タイヤ車外騒音の評価技術開発と発生メカニズム検討（第2報）

宗　虎太郎・谷本　隆一（セキソー）

前報では，タイヤから発生する車外騒音のマップ化と，前後輪からの放射音の離間対策について報告した．本報では，タイヤ音が車外に拡散するメカニズムを解明し，音が拡がる前にバンパー裏空間などに閉じ込める対策手法を考案した．そして，実車試験においてタイヤまわりの音の流れを改善し，車外騒音の低減に成功した．

全系共振に対するサスペンションとタイヤのモードエネルギー寄与度解析

橋岡　正人・駒田　匡史・水野　浩明（トヨタ自動車）・松村　雄一（岐阜大学）

ロードノイズに影響するタイヤとサスペンションが強く振動連成する全系共振に対して，分系の寄与を明確にする必要がある．本研究では，分系のモードエネルギー寄与度解析から重要な固有モードを抽出し，振動連成のメカニズムを理解したのち，全系のblocked forceを制御するための分系の変更指針を示す．

A Machine Learning Approach to Estimate Tire Block Force Spectrum for Road Noise Simulation

Yonghun Kim･Taeyoung Kim･HyunSeok Kang (Hankook Tire)

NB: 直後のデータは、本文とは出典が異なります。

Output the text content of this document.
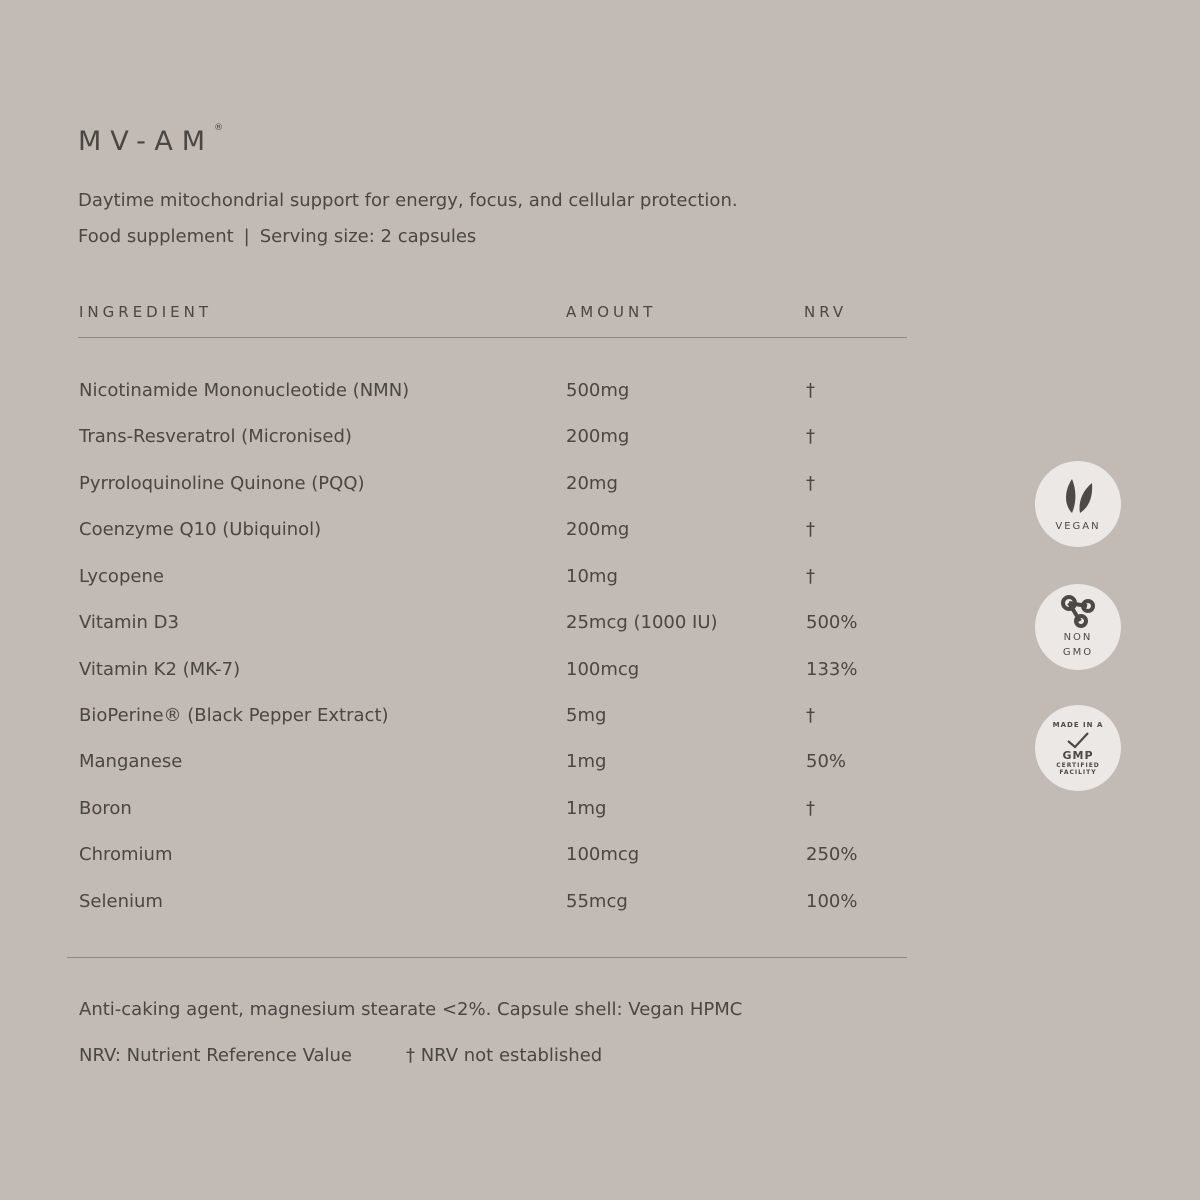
MV-AM®
Daytime mitochondrial support for energy, focus, and cellular protection.
Food supplement | Serving size: 2 capsules
INGREDIENT	AMOUNT	NRV
Nicotinamide Mononucleotide (NMN)	500mg	†
Trans-Resveratrol (Micronised)	200mg	†
Pyrroloquinoline Quinone (PQQ)	20mg	†
Coenzyme Q10 (Ubiquinol)	200mg	†
Lycopene	10mg	†
Vitamin D3	25mcg (1000 IU)	500%
Vitamin K2 (MK-7)	100mcg	133%
BioPerine® (Black Pepper Extract)	5mg	†
Manganese	1mg	50%
Boron	1mg	†
Chromium	100mcg	250%
Selenium	55mcg	100%
Anti-caking agent, magnesium stearate <2%. Capsule shell: Vegan HPMC
NRV: Nutrient Reference Value	† NRV not established
VEGAN
NON
GMO
MADE IN A
GMP
CERTIFIED
FACILITY
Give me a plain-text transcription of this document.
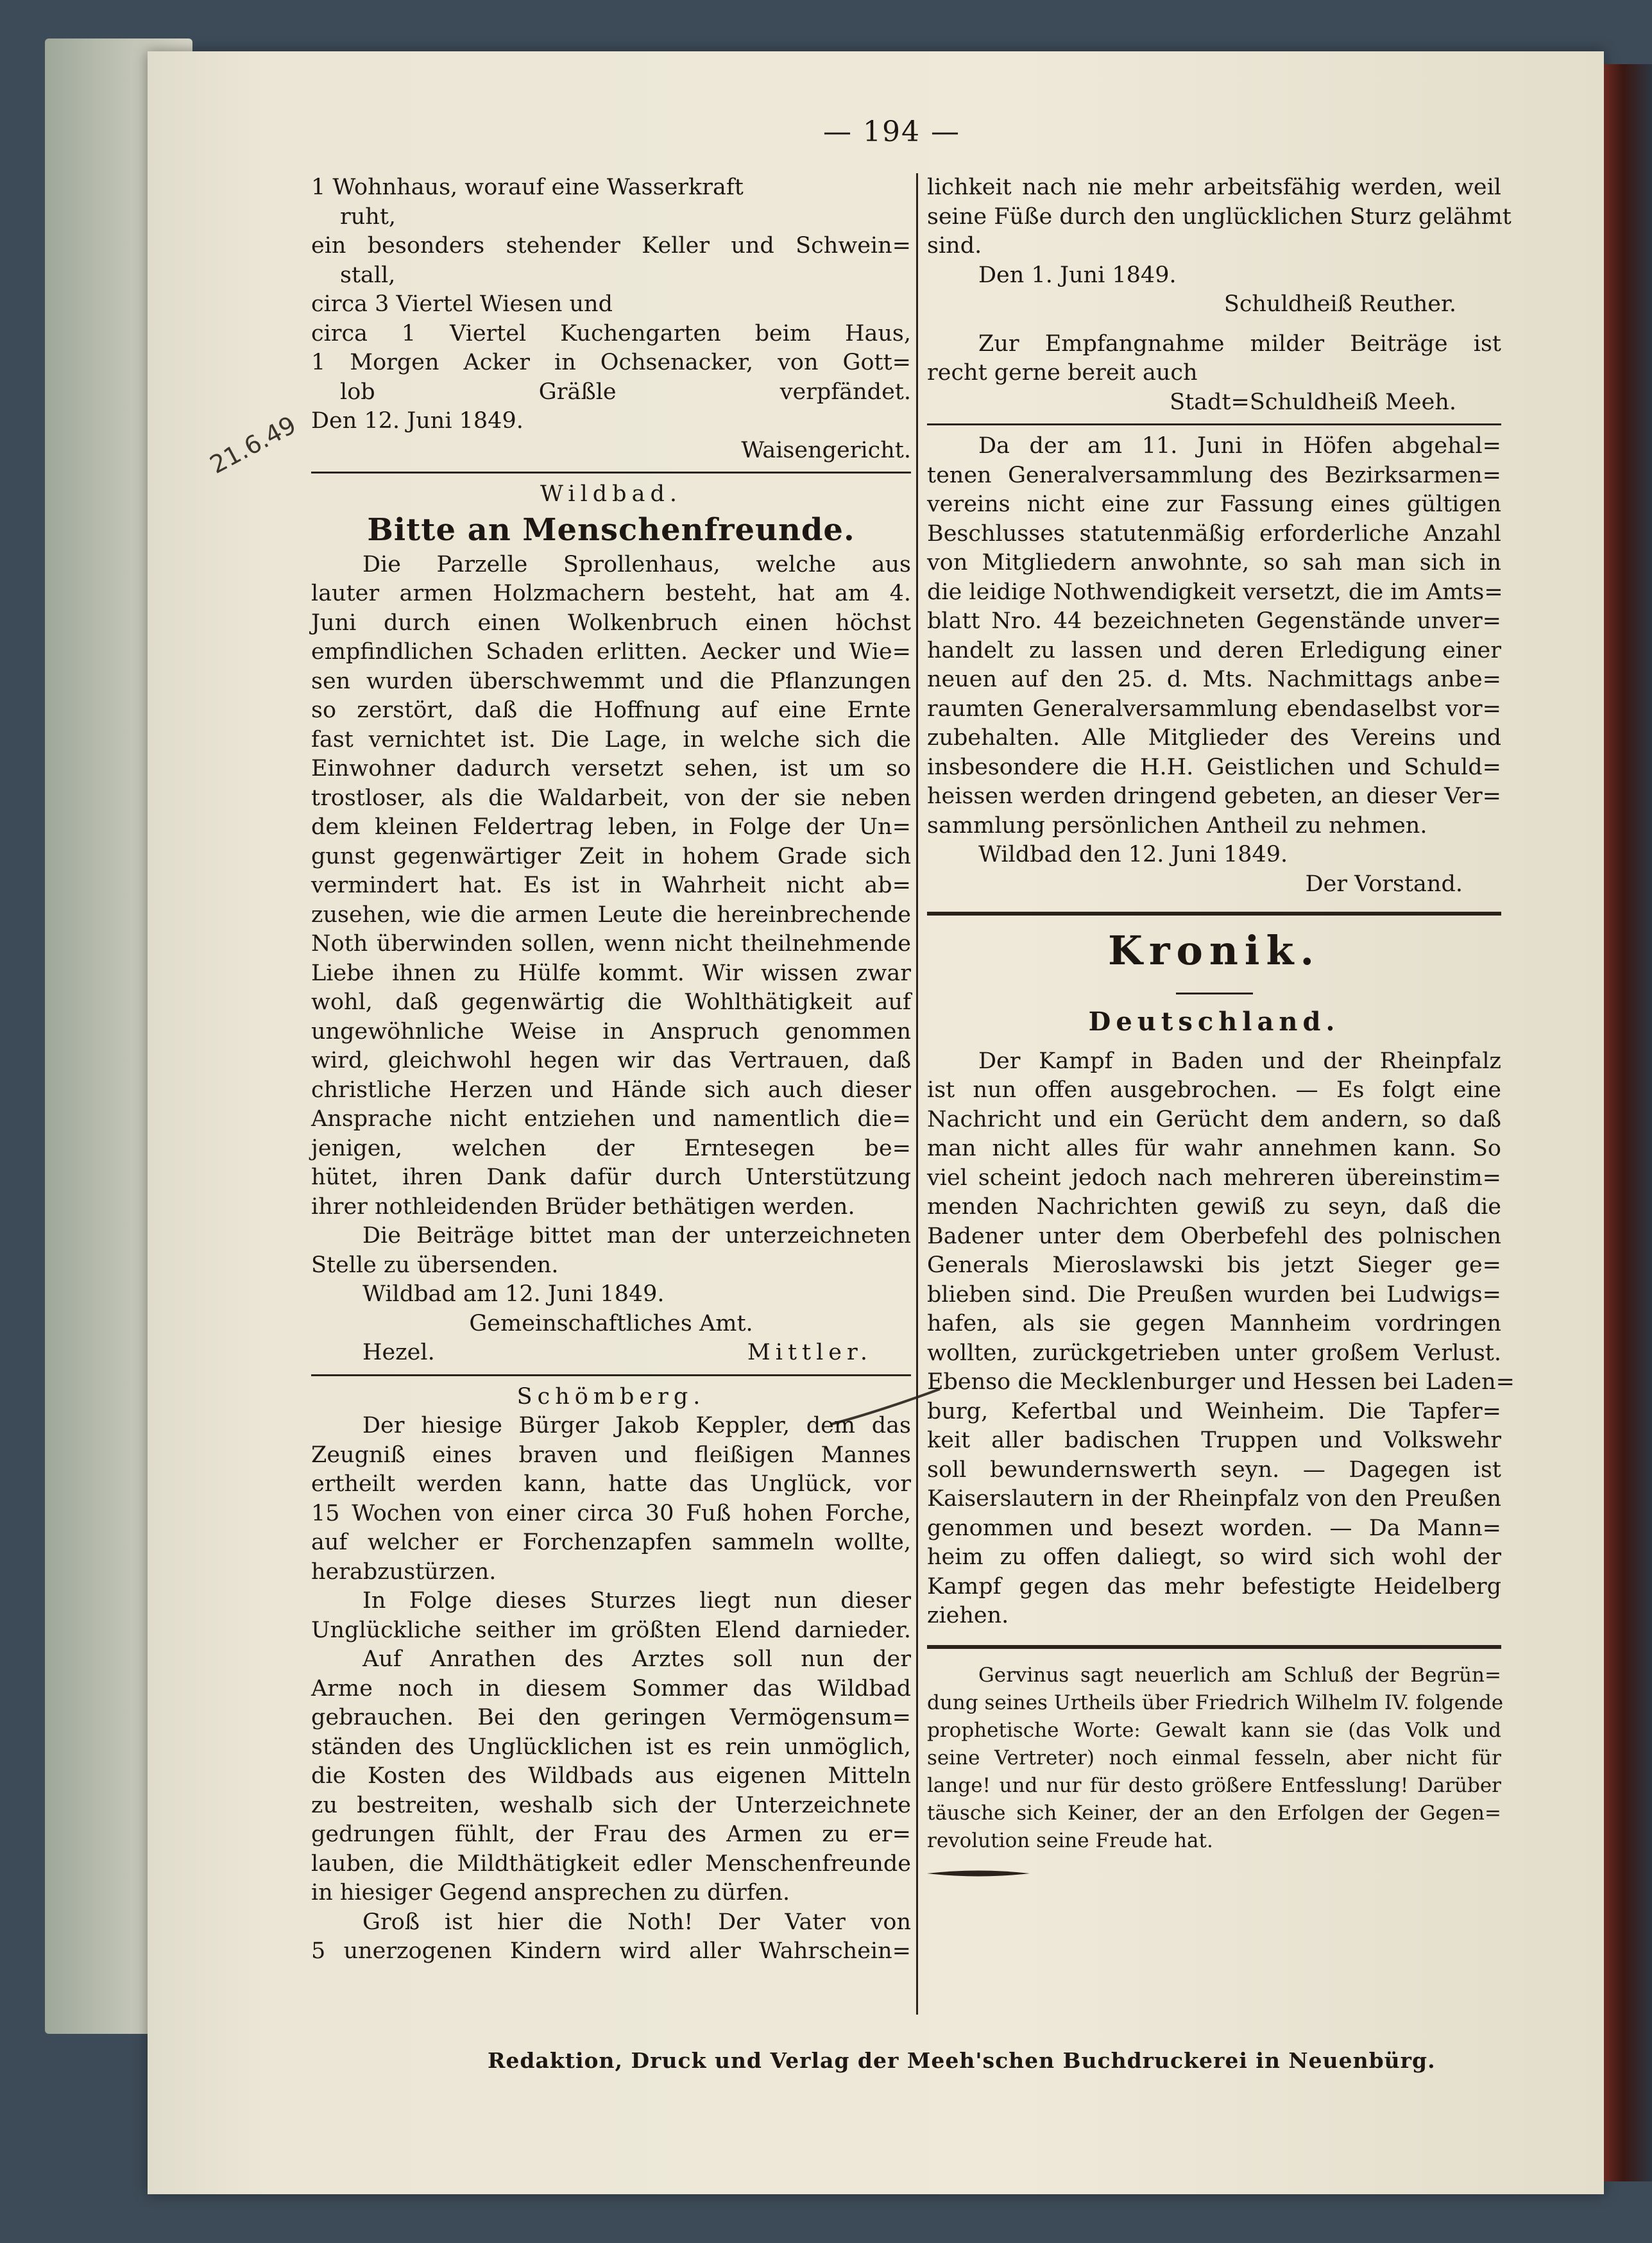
— 194 —
21.6.49
1 Wohnhaus, worauf eine Wasserkraft
ruht,
ein besonders stehender Keller und Schwein=
stall,
circa 3 Viertel Wiesen und
circa 1 Viertel Kuchengarten beim Haus,
1 Morgen Acker in Ochsenacker, von Gott=
lob Gräßle verpfändet.
Den 12. Juni 1849.
Waisengericht.
Wildbad.
Bitte an Menschenfreunde.
Die Parzelle Sprollenhaus, welche aus
lauter armen Holzmachern besteht, hat am 4.
Juni durch einen Wolkenbruch einen höchst
empfindlichen Schaden erlitten. Aecker und Wie=
sen wurden überschwemmt und die Pflanzungen
so zerstört, daß die Hoffnung auf eine Ernte
fast vernichtet ist. Die Lage, in welche sich die
Einwohner dadurch versetzt sehen, ist um so
trostloser, als die Waldarbeit, von der sie neben
dem kleinen Feldertrag leben, in Folge der Un=
gunst gegenwärtiger Zeit in hohem Grade sich
vermindert hat. Es ist in Wahrheit nicht ab=
zusehen, wie die armen Leute die hereinbrechende
Noth überwinden sollen, wenn nicht theilnehmende
Liebe ihnen zu Hülfe kommt. Wir wissen zwar
wohl, daß gegenwärtig die Wohlthätigkeit auf
ungewöhnliche Weise in Anspruch genommen
wird, gleichwohl hegen wir das Vertrauen, daß
christliche Herzen und Hände sich auch dieser
Ansprache nicht entziehen und namentlich die=
jenigen, welchen der Erntesegen be=
hütet, ihren Dank dafür durch Unterstützung
ihrer nothleidenden Brüder bethätigen werden.
Die Beiträge bittet man der unterzeichneten
Stelle zu übersenden.
Wildbad am 12. Juni 1849.
Gemeinschaftliches Amt.
Hezel.	Mittler.
Schömberg.
Der hiesige Bürger Jakob Keppler, dem das
Zeugniß eines braven und fleißigen Mannes
ertheilt werden kann, hatte das Unglück, vor
15 Wochen von einer circa 30 Fuß hohen Forche,
auf welcher er Forchenzapfen sammeln wollte,
herabzustürzen.
In Folge dieses Sturzes liegt nun dieser
Unglückliche seither im größten Elend darnieder.
Auf Anrathen des Arztes soll nun der
Arme noch in diesem Sommer das Wildbad
gebrauchen. Bei den geringen Vermögensum=
ständen des Unglücklichen ist es rein unmöglich,
die Kosten des Wildbads aus eigenen Mitteln
zu bestreiten, weshalb sich der Unterzeichnete
gedrungen fühlt, der Frau des Armen zu er=
lauben, die Mildthätigkeit edler Menschenfreunde
in hiesiger Gegend ansprechen zu dürfen.
Groß ist hier die Noth! Der Vater von
5 unerzogenen Kindern wird aller Wahrschein=
lichkeit nach nie mehr arbeitsfähig werden, weil
seine Füße durch den unglücklichen Sturz gelähmt
sind.
Den 1. Juni 1849.
Schuldheiß Reuther.
Zur Empfangnahme milder Beiträge ist
recht gerne bereit auch
Stadt=Schuldheiß Meeh.
Da der am 11. Juni in Höfen abgehal=
tenen Generalversammlung des Bezirksarmen=
vereins nicht eine zur Fassung eines gültigen
Beschlusses statutenmäßig erforderliche Anzahl
von Mitgliedern anwohnte, so sah man sich in
die leidige Nothwendigkeit versetzt, die im Amts=
blatt Nro. 44 bezeichneten Gegenstände unver=
handelt zu lassen und deren Erledigung einer
neuen auf den 25. d. Mts. Nachmittags anbe=
raumten Generalversammlung ebendaselbst vor=
zubehalten. Alle Mitglieder des Vereins und
insbesondere die H.H. Geistlichen und Schuld=
heissen werden dringend gebeten, an dieser Ver=
sammlung persönlichen Antheil zu nehmen.
Wildbad den 12. Juni 1849.
Der Vorstand.
Kronik.
Deutschland.
Der Kampf in Baden und der Rheinpfalz
ist nun offen ausgebrochen. — Es folgt eine
Nachricht und ein Gerücht dem andern, so daß
man nicht alles für wahr annehmen kann. So
viel scheint jedoch nach mehreren übereinstim=
menden Nachrichten gewiß zu seyn, daß die
Badener unter dem Oberbefehl des polnischen
Generals Mieroslawski bis jetzt Sieger ge=
blieben sind. Die Preußen wurden bei Ludwigs=
hafen, als sie gegen Mannheim vordringen
wollten, zurückgetrieben unter großem Verlust.
Ebenso die Mecklenburger und Hessen bei Laden=
burg, Kefertbal und Weinheim. Die Tapfer=
keit aller badischen Truppen und Volkswehr
soll bewundernswerth seyn. — Dagegen ist
Kaiserslautern in der Rheinpfalz von den Preußen
genommen und besezt worden. — Da Mann=
heim zu offen daliegt, so wird sich wohl der
Kampf gegen das mehr befestigte Heidelberg
ziehen.
Gervinus sagt neuerlich am Schluß der Begrün=
dung seines Urtheils über Friedrich Wilhelm IV. folgende
prophetische Worte: Gewalt kann sie (das Volk und
seine Vertreter) noch einmal fesseln, aber nicht für
lange! und nur für desto größere Entfesslung! Darüber
täusche sich Keiner, der an den Erfolgen der Gegen=
revolution seine Freude hat.
Redaktion, Druck und Verlag der Meeh'schen Buchdruckerei in Neuenbürg.
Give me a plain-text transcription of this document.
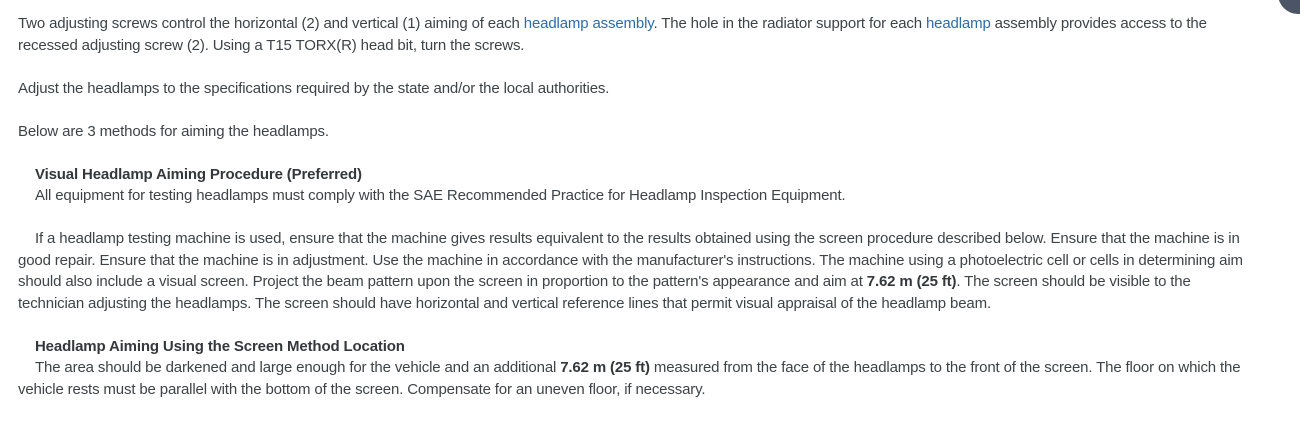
Two adjusting screws control the horizontal (2) and vertical (1) aiming of each headlamp assembly. The hole in the radiator support for each headlamp assembly provides access to the recessed adjusting screw (2). Using a T15 TORX(R) head bit, turn the screws.

Adjust the headlamps to the specifications required by the state and/or the local authorities.

Below are 3 methods for aiming the headlamps.

Visual Headlamp Aiming Procedure (Preferred)
All equipment for testing headlamps must comply with the SAE Recommended Practice for Headlamp Inspection Equipment.

If a headlamp testing machine is used, ensure that the machine gives results equivalent to the results obtained using the screen procedure described below. Ensure that the machine is in good repair. Ensure that the machine is in adjustment. Use the machine in accordance with the manufacturer's instructions. The machine using a photoelectric cell or cells in determining aim should also include a visual screen. Project the beam pattern upon the screen in proportion to the pattern's appearance and aim at 7.62 m (25 ft). The screen should be visible to the technician adjusting the headlamps. The screen should have horizontal and vertical reference lines that permit visual appraisal of the headlamp beam.

Headlamp Aiming Using the Screen Method Location
The area should be darkened and large enough for the vehicle and an additional 7.62 m (25 ft) measured from the face of the headlamps to the front of the screen. The floor on which the vehicle rests must be parallel with the bottom of the screen. Compensate for an uneven floor, if necessary.
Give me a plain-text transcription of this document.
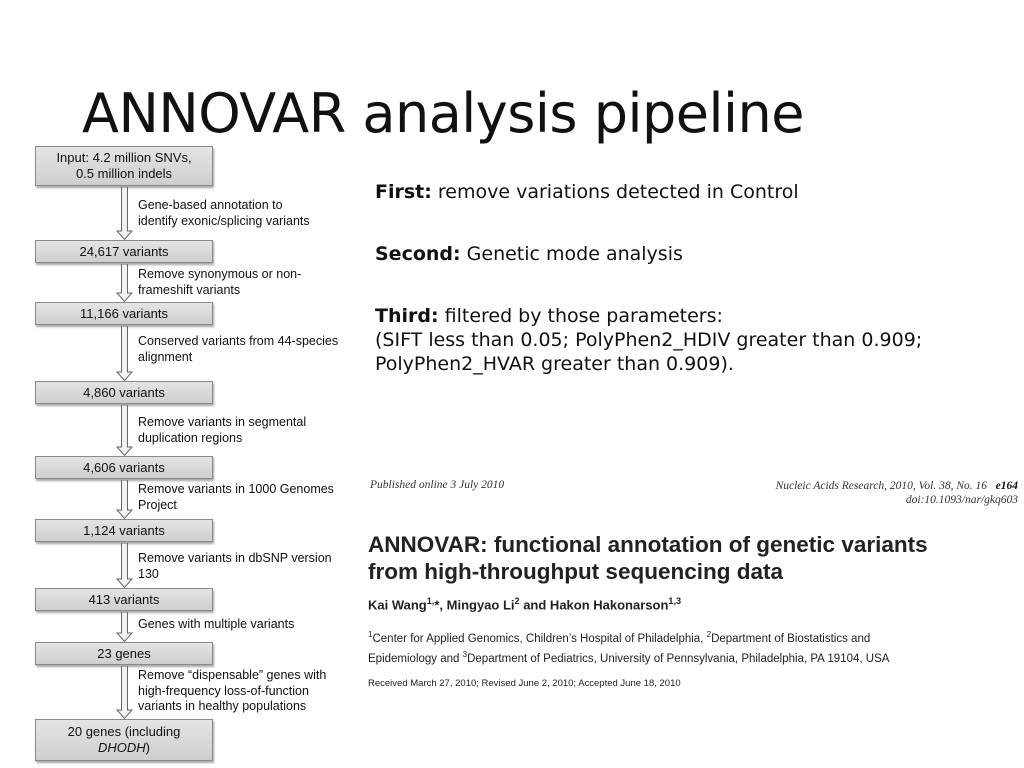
ANNOVAR analysis pipeline
Input: 4.2 million SNVs,
0.5 million indels
Gene-based annotation to
identify exonic/splicing variants
24,617 variants
Remove synonymous or non-
frameshift variants
11,166 variants
Conserved variants from 44-species
alignment
4,860 variants
Remove variants in segmental
duplication regions
4,606 variants
Remove variants in 1000 Genomes
Project
1,124 variants
Remove variants in dbSNP version
130
413 variants
Genes with multiple variants
23 genes
Remove “dispensable” genes with
high-frequency loss-of-function
variants in healthy populations
20 genes (including
DHODH)

First: remove variations detected in Control

Second: Genetic mode analysis

Third: filtered by those parameters:

(SIFT less than 0.05; PolyPhen2_HDIV greater than 0.909;

PolyPhen2_HVAR greater than 0.909).

Published online 3 July 2010	Nucleic Acids Research, 2010, Vol. 38, No. 16 e164
doi:10.1093/nar/gkq603
ANNOVAR: functional annotation of genetic variants
from high-throughput sequencing data
Kai Wang$^{1,}$*, Mingyao Li$^2$ and Hakon Hakonarson$^{1,3}$
$^1$Center for Applied Genomics, Children’s Hospital of Philadelphia, $^2$Department of Biostatistics and
Epidemiology and $^3$Department of Pediatrics, University of Pennsylvania, Philadelphia, PA 19104, USA
Received March 27, 2010; Revised June 2, 2010; Accepted June 18, 2010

To predict vehicle road noise using the Frequency Based Sub-structuring (FBS) method or to operate a virtual noise simulator, accurate tire block forces are essential. Prior to manufacturing a physical tire, these forces are commonly estimated through finite-element (FE) analysis; however, FE simulations typically require several days, making it difficult to rapidly assess the impact of design modifications on road-noise performance. To overcome this limitation, this study proposes a data-driven modeling framework capable of predicting the tire block-force spectrum directly from design specifications. The methodology, including feature construction, model training, and validation procedures, is described in detail, and the applicability of the proposed approach is demonstrated through prediction results.

Efficient Machine Learning Optimisation of Gear Micro Geometry and Comparison with Manually Designed Gears

Andrew Wild･Simon Terry･Paul Langlois (SMT)･Jaekwon Lee･Shinya Sudo (Hino Motors)

Optimisation of gear micro geometry guided by machine-learnt surrogate models is compared to a past engineer-led optimisation and proven to be a highly efficient technique. Subject to engineer-defined objectives, the optimiser identifies high-performing micro geometries with no further human intervention, with all predictions automatically validated by a hybrid Hertzian and FE-based loaded tooth contact analysis. Going beyond the scope of the original manual optimisation, the optimiser is used to identify micro geometries that are torque robust or retain similar performance to the specification without using different micro geometries on the two input gears, thereby theoretically reducing manufacturing costs.